During 2004-2005 an external donor review of the Agency's management structure and processes was initiated. The Overseas Development Institute's Humanitarian Policy Group is also undertaking a substantive independent evaluation of UNRWA's emergency programs in the 1967 OPTs. UNRWA has also invested efforts to improve relations with Agency stakeholders. In September 2004 the Agency set up a working group on stakeholder relations to discuss UNRWA's program cycle, policy, constituencies not currently represented in Agency meetings, and structural arrangements for the improvement of stakeholder relations. The group concluded that UNRWA's biannual donor meetings should be more substantive and endorsed wider participation of UN and international agencies and NGOs. This includes the reinvigoration and expansion of UNRWA's Advisory Commission. Improvement of stakeholder relations also includes initiatives towards greater refugee participation in the development, monitoring and evaluation of UNRWA programs.
Finally, refugees have sought increase opportunities for participation in the search for durable solutions.

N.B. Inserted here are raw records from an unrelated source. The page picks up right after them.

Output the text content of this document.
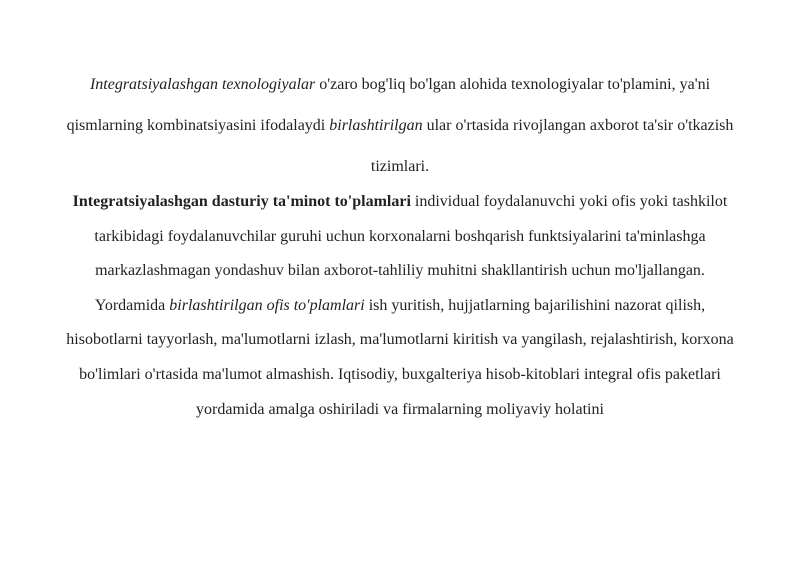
Integratsiyalashgan texnologiyalar o'zaro bog'liq bo'lgan alohida texnologiyalar to'plamini, ya'ni qismlarning kombinatsiyasini ifodalaydi birlashtirilgan ular o'rtasida rivojlangan axborot ta'sir o'tkazish tizimlari.

Integratsiyalashgan dasturiy ta'minot to'plamlari individual foydalanuvchi yoki ofis yoki tashkilot tarkibidagi foydalanuvchilar guruhi uchun korxonalarni boshqarish funktsiyalarini ta'minlashga markazlashmagan yondashuv bilan axborot-tahliliy muhitni shakllantirish uchun mo'ljallangan. Yordamida birlashtirilgan ofis to'plamlari ish yuritish, hujjatlarning bajarilishini nazorat qilish, hisobotlarni tayyorlash, ma'lumotlarni izlash, ma'lumotlarni kiritish va yangilash, rejalashtirish, korxona bo'limlari o'rtasida ma'lumot almashish. Iqtisodiy, buxgalteriya hisob-kitoblari integral ofis paketlari yordamida amalga oshiriladi va firmalarning moliyaviy holatini
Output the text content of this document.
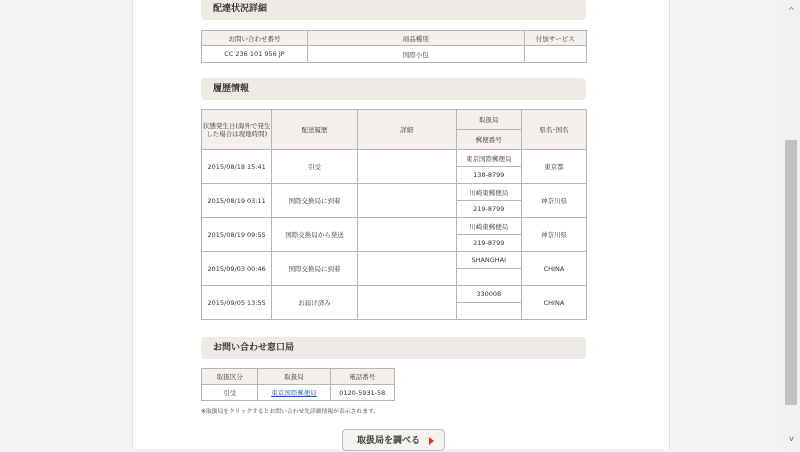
配達状況詳細
お問い合わせ番号	商品種別	付加サービス
CC 236 101 956 JP	国際小包	
履歴情報
状態発生日(海外で発生した場合は現地時間)	配送履歴	詳細	取扱局	県名･国名
			郵便番号	
2015/08/18 15:41	引受		東京国際郵便局	東京都
			138-8799	
2015/08/19 03:11	国際交換局に到着		川崎東郵便局	神奈川県
			219-8799	
2015/08/19 09:55	国際交換局から発送		川崎東郵便局	神奈川県
			219-8799	
2015/09/03 00:46	国際交換局に到着		SHANGHAI	CHINA

2015/09/05 13:55	お届け済み		330008	CHINA

お問い合わせ窓口局
取扱区分	取扱局	電話番号
引受	東京国際郵便局	0120-5931-58
※取扱局をクリックするとお問い合わせ先詳細情報が表示されます。
取扱局を調べる
^
v
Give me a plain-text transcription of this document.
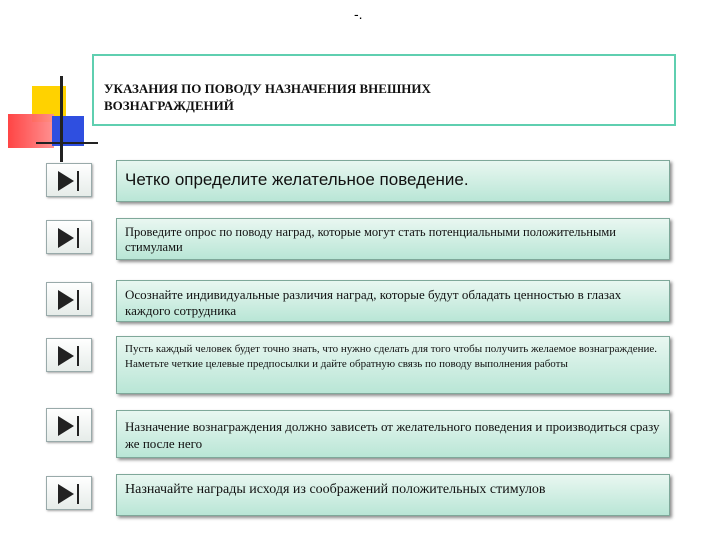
-.
УКАЗАНИЯ ПО ПОВОДУ НАЗНАЧЕНИЯ ВНЕШНИХ
ВОЗНАГРАЖДЕНИЙ
Четко определите желательное поведение.
Проведите опрос по поводу наград, которые могут стать потенциальными положительными стимулами
Осознайте индивидуальные различия наград, которые будут обладать ценностью в глазах каждого сотрудника
Пусть каждый человек будет точно знать, что нужно сделать для того чтобы получить желаемое вознаграждение. Наметьте четкие целевые предпосылки и дайте обратную связь по поводу выполнения работы
Назначение вознаграждения должно зависеть от желательного поведения и производиться сразу же после него
Назначайте награды исходя из соображений положительных стимулов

The peace process that began in the 1990s provided few opportunities for public participation. Refugees were talked about, argued over and decided for but rarely included (Nabulsi, 2003). This peacemaking process also shifted from an agenda articulated by Palestinian civil society to one that was subject to regional and international political pressures. This is particularly evident in relation to the question of Palestinian refugees. Agreements established different elite negotiating fora but did not address the issue substantively (Bell, 2000). Refugees have more often than not been considered as objects of humanitarian assistance rather than individuals with rights and as legitimate actors in the peacemaking process. They have been assessed, surveyed, quantified, classified, but few policymakers, diplomats and commentators have bothered to ask and listen to the refugees themselves about how they envision a solution to their plight.
Exclusion of Palestinian refugees and IDPs from the peacemaking process combined with demands for better representation from their own leadership, gave rise to initiatives of political self-organization among refugee community in 1967 OPTs. Popular refugee conferences set out the basic principles, structures and mechanisms of a popular campaign for refugee rights. Refugees emphasized that the campaign should be a broad-based, non-sectarian, independent movement comprised of Palestinian popular organizations and initiatives (refugee and non-refugee) pressure and lobby for the protection and durable solutions based on international law (Popular Refugee Conference, 1996). Strategy debates, lobbying and protest activities encouraged not only additional grassroots organizations, but also the PLO operated Popular Service Committees, elected members of the Palestinian Legislative Council and activists in Palestinian unions, political parties and national institutions (Palestinian National Council, and others) to join the campaign (Jaradat-Gassner, 2000).